— Бес
попутал, — не отнимая рук от головы, пробормотал Иван. — Да и шел я
сюда, чтоб предупредить государя, молить, чтоб не
подписывал...
— И что же,
бес энтот, который с пути сбил, не подсказывал, что сам можешь
подпись поставить, кое уже проделывал не раз, на шалости государя
подбивая? — этакий добрый дядюшка, пеняющий сорванцу за то, что тот
натворил. И где, спрашивается, тот самый Ушаков, от одного имени
которого у многих нехороших личностей сердце екало? — А ну
отвечать, сукин сын! Погубить захотел государя? Со свету сжить, и
по поддельному завещанию самому, через сестрицу править? — Ушаков
привстал и шандарахнул по столу кулаком так, что чернильница и
свечи подпрыгнули, а ух после начал орать. Я аж присел и голову в
плечи втянул. Почему-то возникло острое желание в чем-нибудь
покаяться перед начальником Тайной канцелярии.
— Да не хотел
я государя губить!

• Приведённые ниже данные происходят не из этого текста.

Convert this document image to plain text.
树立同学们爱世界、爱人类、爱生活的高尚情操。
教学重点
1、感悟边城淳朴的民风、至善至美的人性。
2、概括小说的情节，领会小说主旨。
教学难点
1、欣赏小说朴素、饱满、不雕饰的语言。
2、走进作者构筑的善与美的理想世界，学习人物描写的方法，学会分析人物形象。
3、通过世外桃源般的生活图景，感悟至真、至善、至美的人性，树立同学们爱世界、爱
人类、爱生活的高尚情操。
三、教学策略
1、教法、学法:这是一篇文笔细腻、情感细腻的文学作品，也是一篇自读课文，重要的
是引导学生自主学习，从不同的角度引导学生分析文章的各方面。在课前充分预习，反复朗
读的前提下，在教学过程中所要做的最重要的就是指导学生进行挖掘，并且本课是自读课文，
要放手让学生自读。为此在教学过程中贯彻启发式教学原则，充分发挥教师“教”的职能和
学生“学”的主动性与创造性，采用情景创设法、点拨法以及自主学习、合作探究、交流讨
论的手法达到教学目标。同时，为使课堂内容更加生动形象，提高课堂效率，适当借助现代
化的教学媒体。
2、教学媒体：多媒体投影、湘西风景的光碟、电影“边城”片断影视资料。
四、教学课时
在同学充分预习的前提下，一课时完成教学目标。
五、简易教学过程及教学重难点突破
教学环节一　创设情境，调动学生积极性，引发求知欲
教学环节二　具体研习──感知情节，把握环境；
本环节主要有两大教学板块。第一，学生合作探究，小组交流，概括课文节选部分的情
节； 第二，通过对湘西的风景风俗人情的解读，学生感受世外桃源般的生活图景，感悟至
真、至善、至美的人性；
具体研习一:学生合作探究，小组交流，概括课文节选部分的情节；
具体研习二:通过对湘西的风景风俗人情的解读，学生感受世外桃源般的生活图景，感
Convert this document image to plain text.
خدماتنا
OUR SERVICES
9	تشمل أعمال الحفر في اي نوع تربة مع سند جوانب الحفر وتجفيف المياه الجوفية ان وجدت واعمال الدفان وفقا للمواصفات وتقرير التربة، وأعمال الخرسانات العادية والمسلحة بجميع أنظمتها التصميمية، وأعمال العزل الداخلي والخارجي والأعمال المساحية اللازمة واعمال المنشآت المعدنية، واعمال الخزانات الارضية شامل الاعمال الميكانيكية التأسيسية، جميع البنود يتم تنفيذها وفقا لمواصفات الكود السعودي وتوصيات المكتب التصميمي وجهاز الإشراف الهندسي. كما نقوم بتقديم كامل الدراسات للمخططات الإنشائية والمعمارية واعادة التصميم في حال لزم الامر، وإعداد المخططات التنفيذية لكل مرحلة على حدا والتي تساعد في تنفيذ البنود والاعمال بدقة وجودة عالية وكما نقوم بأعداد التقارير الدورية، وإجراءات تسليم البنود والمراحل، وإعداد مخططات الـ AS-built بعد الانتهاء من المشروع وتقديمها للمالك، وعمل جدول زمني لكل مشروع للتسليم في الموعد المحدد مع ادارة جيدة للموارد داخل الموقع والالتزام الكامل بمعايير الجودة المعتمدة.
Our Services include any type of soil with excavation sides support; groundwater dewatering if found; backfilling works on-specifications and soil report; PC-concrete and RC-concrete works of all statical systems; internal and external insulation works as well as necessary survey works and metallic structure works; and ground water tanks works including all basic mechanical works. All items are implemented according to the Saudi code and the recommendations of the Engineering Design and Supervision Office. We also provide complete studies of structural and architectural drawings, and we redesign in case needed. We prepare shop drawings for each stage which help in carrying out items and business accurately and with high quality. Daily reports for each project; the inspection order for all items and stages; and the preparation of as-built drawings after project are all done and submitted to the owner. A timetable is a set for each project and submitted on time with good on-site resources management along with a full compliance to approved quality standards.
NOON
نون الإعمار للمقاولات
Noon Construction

Христом богом клянусь, вот тебе крест! — Иван
вскочил на ноги и принялся осенять себя крестом. Он был не брит, и
от него разило таким суровым перегаром, что я едва удержался, чтобы
не закашлять. — Я ж живота не пожалею за него, ежели что. Говорю,
бес попутал, послушался от... — он осекся, и снова сел на кровать,
глядя на Ушакова красными воспаленными глазами, смотрящими с
опухшей рожи. Но вот то, что остановился и папашу не выдал, мне
внезапно понравилось.
— Так это был
бес, или отец твой, Алексей Григорьевич? — тон Ушакова сменился так
резко, что я едва со стула не упал. Это снова был добрый дядюшка,
который степенно сел обратно за стол и взял в руки перо. Мимо него
не прошла невольная оговорка Ваньки, которую тот едва не выпалил
сгоряча. Иван молчал, глядя в одну точку на стене.
Я встал и
подошел к столу. Собственно, было не столь уж и важно, сам он
додумался до такого, или подсказал ему кто, сути самого проступка
от этого не меняется. Вот тут только Иван обратил на меня внимание.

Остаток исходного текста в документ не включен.